Kommentar: Wir brauchen endlich eine Volksbahn
Die Bahn hat Finanzprobleme, der Minister meckert – dabei tut ein radikaler Schnitt not: Damit die Bahn unser wichtigstes Verkehrsmittel wird, muss sich fast alles ändern.
Ein Kommentar von Jan Rübel
Heute Morgen hatte ich ein Déjà-Vu. Diese Erinnerungstäuschung kam daher in Gestalt des schneidigen Andi Scheuer, der Bundesverkehrsminister verteilte Forderungen, die ich schon mal gehört hatte: Es ging um die Bahn und angebliche Milliardenbeträge, die ihr fehlen – akute Finanzprobleme. Berlin schlägt Alarm.
Scheuer ließ also ausrichten, er erwarte vom Aufsichtsrat der Bahn "klare Antworten". Er habe zudem den Vorstand beauftragt, "die Konzernstrukturen effizienter zu organisieren sowie zu verschlanken. Die Strukturen müssen den Hunderttausenden Mitarbeitern und Millionen Kunden dienen."

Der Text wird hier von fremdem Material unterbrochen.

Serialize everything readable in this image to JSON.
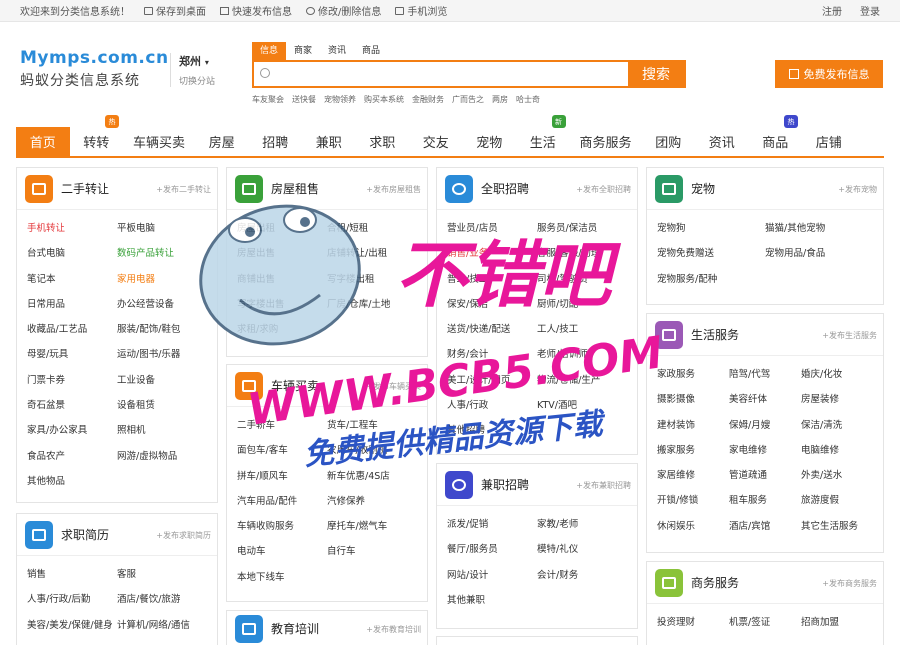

“Effizienter”, “verschlanken” – all dies wurde schon mal gesagt. Es war die Mutter aller Probleme. Damit fing das Desaster an: Irgendjemand hatte den Politikern zum Ende des vorigen Jahrhunderts eingeflüstert, alles müsse jetzt total liberal sein. Der Markt werde es schon richten. Und die Politiker machten sich daran, von der Bahn eine Art Privatisierung zu wollen, sie redeten auch von “verschlanken” und dass alles “effizienter” werde, wenn die Bahn anfinge, marktwirtschaftlich zu agieren.
Was daraus wurde
Wie dieses Lied ausging, ist bekannt. Die Bahn wurde kaputtgespart. Denn den tollen Managern fehlte die Kreativität zu anderem und vor allem der Durchblick auf das, was eine Bahn überhaupt ist: das potenziell wichtigste Verkehrsmittel des ganzen Landes.
Und wie sieht es heute in Deutschland aus? Die Züge kriegen jetzt statt eines roten einen grünen Anstrich. Sie fahren aber mit sensationellen Verspätungen und in einer Taktung zum Abgewöhnen. Die Tickets sind günstig, wenn viele Wochen im Voraus gebucht wird – aber wer weiß das schon so oft? Spontane Buchungen verlangen hingegen Phantasiepreise, viel zu teuer. Außerdem erreicht die Bahn viele kleine Orte entweder gar nicht oder einmal am Sanktnimmerleinstag.
So wird das nichts mit der Bahn. Und das liegt nicht an fehlender “Effizienz” oder fehlender “Verschlankung”, sondern an Politikern wie Scheuer. Denn sie weigern sich anzuerkennen, welche Aufgabe die Bahn in Deutschland hätte.
Die Bahn muss das beste und günstigste Verkehrsmittel des Landes werden. Nur die Bahn ist eine Alternative zum Auto- und Flugverkehr, welche unsere Luft verpesten und den Klimawandel heraufbeschwören. Nur die Bahn ist umweltfreundlich. Aber dafür muss viel, viel Geld in die Hand genommen werden. Es muss geklotzt werden, nicht gekleckert.
Der Staat muss buttern, er muss die Bahn zur besten Wahl machen. Derzeit wird allerhöchstens diskutiert, ob Soldaten Freifahrten bekommen – was ist mit den Berufspendlern, warum erhalten die nicht einmal spürbare Nachlässe?
Was geschehen muss
Der Nutzen eines massenhaften Umstiegs auf die Bahn wäre erst einmal kein marktwirtschaftlicher. Denn Bahnfahren kostet, und diese Kosten sollten nicht allein dem Passagier aufgedrückt werden, wie das normalerweise im Markt ist. Aber die Bahn ist kein Brötchen und kein Piercing, wo alles seinen Preis hat.
Die Bahn hat eine gesellschaftliche Aufgabe, und dafür muss der Staat sich an anderer Stelle das Geld holen. Die Bahn muss endlich wieder eine totale Staatsbahn werden. Ein Projekt. Solange wir das nicht kapieren, müssen wir uns die leeren Worthülsen von Leuten wie Scheuer anhören.